Let me explain what I mean.
I heard Rep. Steven Howitt, one of the filers of the bill, testify today. He said – and I wrote this down – “This bill is not about Israel or BDS.”
But this is what Rep. Howitt said back in January, when the bill was filed: “This bill clarifies to businesses that either support BDS or who boycott Israeli-owned business and products that the Commonwealth of Massachusetts will not do business with them.” (JCRC statement 1/20/17, quoting Rep. Howitt). Keep in mind this is what Rep. Howitt said about this bill, not the amendment filed last summer.
Now either this bill is about BDS, or it isn’t. It can’t be both.
The same incoherence shows up in what JCRC – the drafter of the bill – says about it.
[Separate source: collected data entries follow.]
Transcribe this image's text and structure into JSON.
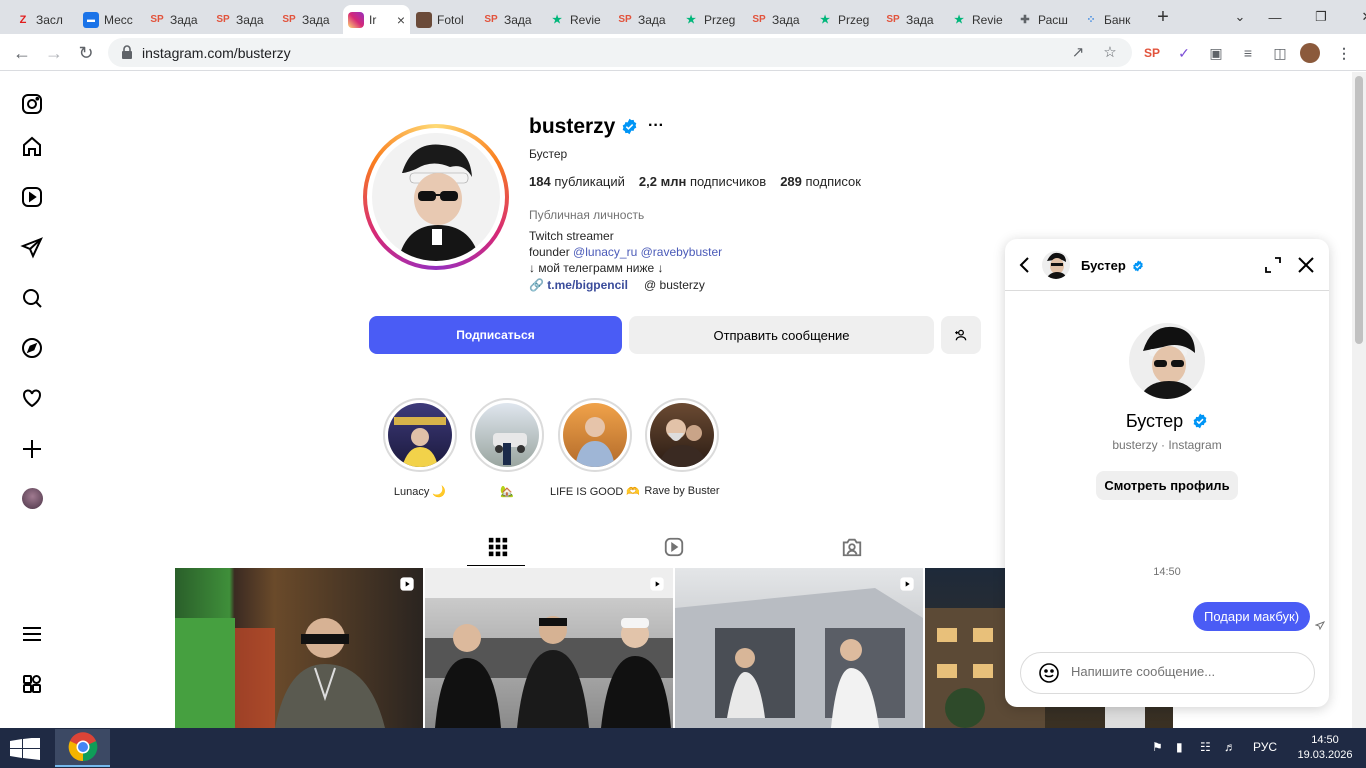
{
  "browser": {
    "tabs": [
      {
        "label": "Засл",
        "fav": "Z",
        "color": "#e11d1d"
      },
      {
        "label": "Месс",
        "fav": "message-icon",
        "color": "#1a73e8"
      },
      {
        "label": "Зада",
        "fav": "SP",
        "color": "#e2533c"
      },
      {
        "label": "Зада",
        "fav": "SP",
        "color": "#e2533c"
      },
      {
        "label": "Зада",
        "fav": "SP",
        "color": "#e2533c"
      },
      {
        "label": "Ir",
        "fav": "instagram-icon",
        "color": "#d62976",
        "active": true
      },
      {
        "label": "Fotol",
        "fav": "photo-icon",
        "color": "#6b4b3a"
      },
      {
        "label": "Зада",
        "fav": "SP",
        "color": "#e2533c"
      },
      {
        "label": "Revie",
        "fav": "star-icon",
        "color": "#00b67a"
      },
      {
        "label": "Зада",
        "fav": "SP",
        "color": "#e2533c"
      },
      {
        "label": "Przeg",
        "fav": "star-icon",
        "color": "#00b67a"
      },
      {
        "label": "Зада",
        "fav": "SP",
        "color": "#e2533c"
      },
      {
        "label": "Przeg",
        "fav": "star-icon",
        "color": "#00b67a"
      },
      {
        "label": "Зада",
        "fav": "SP",
        "color": "#e2533c"
      },
      {
        "label": "Revie",
        "fav": "star-icon",
        "color": "#00b67a"
      },
      {
        "label": "Расш",
        "fav": "puzzle-icon",
        "color": "#5f6368"
      },
      {
        "label": "Банк",
        "fav": "dots-icon",
        "color": "#4a90e2"
      }
    ],
    "url": "instagram.com/busterzy"
  },
  "profile": {
    "username": "busterzy",
    "full_name": "Бустер",
    "posts": "184",
    "posts_label": "публикаций",
    "followers": "2,2 млн",
    "followers_label": "подписчиков",
    "following": "289",
    "following_label": "подписок",
    "category": "Публичная личность",
    "bio_line1": "Twitch streamer",
    "bio_founder": "founder",
    "bio_mention1": "@lunacy_ru",
    "bio_mention2": "@ravebybuster",
    "bio_line3": "↓ мой телеграмм ниже ↓",
    "link": "t.me/bigpencil",
    "threads": "busterzy",
    "follow_label": "Подписаться",
    "message_label": "Отправить сообщение"
  },
  "highlights": [
    {
      "label": "Lunacy 🌙"
    },
    {
      "label": "🏡"
    },
    {
      "label": "LIFE IS GOOD 🫶"
    },
    {
      "label": "Rave by Buster"
    }
  ],
  "chat": {
    "name": "Бустер",
    "big_name": "Бустер",
    "subtitle": "busterzy · Instagram",
    "view_profile": "Смотреть профиль",
    "time": "14:50",
    "message": "Подари макбук)",
    "input_placeholder": "Напишите сообщение..."
  },
  "taskbar": {
    "lang": "РУС",
    "time": "14:50",
    "date": "19.03.2026"
  },
  "colors": {
    "ig_blue": "#4a5cf5",
    "verified": "#0095f6",
    "taskbar": "#1f2a44"
  }
}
Just last Friday JCRC wrote that the bill does not restrict the right to freedom of expression, “including boycotting Israel.” But JCRC’s 1-page explanation of the bill says: “This bill would extend to the Boycott, Divestment and Sanctions (“BDS”) movement against Israel.”
These 2 statements are flat-out inconsistent. They cannot both be true.
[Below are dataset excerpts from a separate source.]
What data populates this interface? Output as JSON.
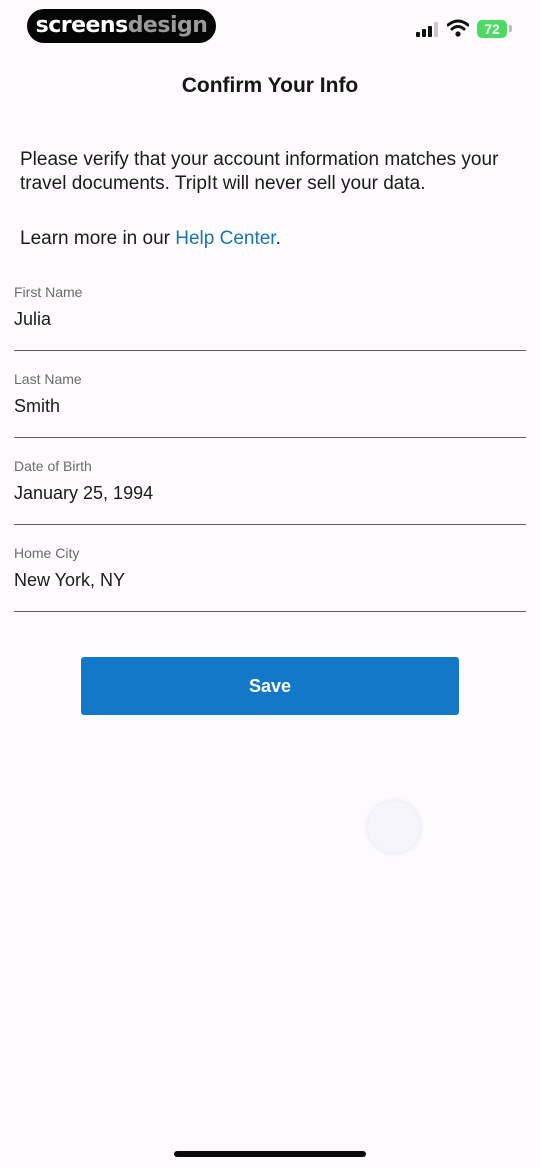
{
  "status_bar": {
    "brand_part1": "screens",
    "brand_part2": "design",
    "battery": "72"
  },
  "header": {
    "title": "Confirm Your Info"
  },
  "intro": {
    "text": "Please verify that your account information matches your travel documents. TripIt will never sell your data.",
    "learn_prefix": "Learn more in our ",
    "learn_link": "Help Center",
    "learn_suffix": "."
  },
  "form": {
    "fields": [
      {
        "label": "First Name",
        "value": "Julia"
      },
      {
        "label": "Last Name",
        "value": "Smith"
      },
      {
        "label": "Date of Birth",
        "value": "January 25, 1994"
      },
      {
        "label": "Home City",
        "value": "New York, NY"
      }
    ],
    "save_label": "Save"
  },
  "colors": {
    "accent": "#1478c8",
    "link": "#1a73b5",
    "battery": "#4cd964",
    "background": "#fdfbfd"
  }
}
This bill is not ready for prime time, because its proponents can’t make up their minds what the bill is about.
Now it’s understandable why the bill’s proponents are reluctant to say this bill is about BDS. If it is about BDS, they lose the argument. Any attempt to suppress BDS violates the First Amendment. That’s indisputable. And let’s be clear. It’s not just unconstitutional to prohibit BDS – it’s also unconstitutional to deny someone a state contract because they’re engaging in BDS.
Most recently, JCRC writes that the bill applies “when participation in a boycott crosses the line and starts targeting individuals based on who they are and what they cannot change.” Where is that line? I haven’t heard a clear explanation. I have heard many people today testify that they are afraid of being discriminated against here in Massachusetts because they are Israeli. We are all against that kind of discrimination. But there are laws here in Massachusetts to prevent it.
In conclusion, this bill is either unconstitutional, or it is unnecessary. Either way, it should not be allowed to proceed.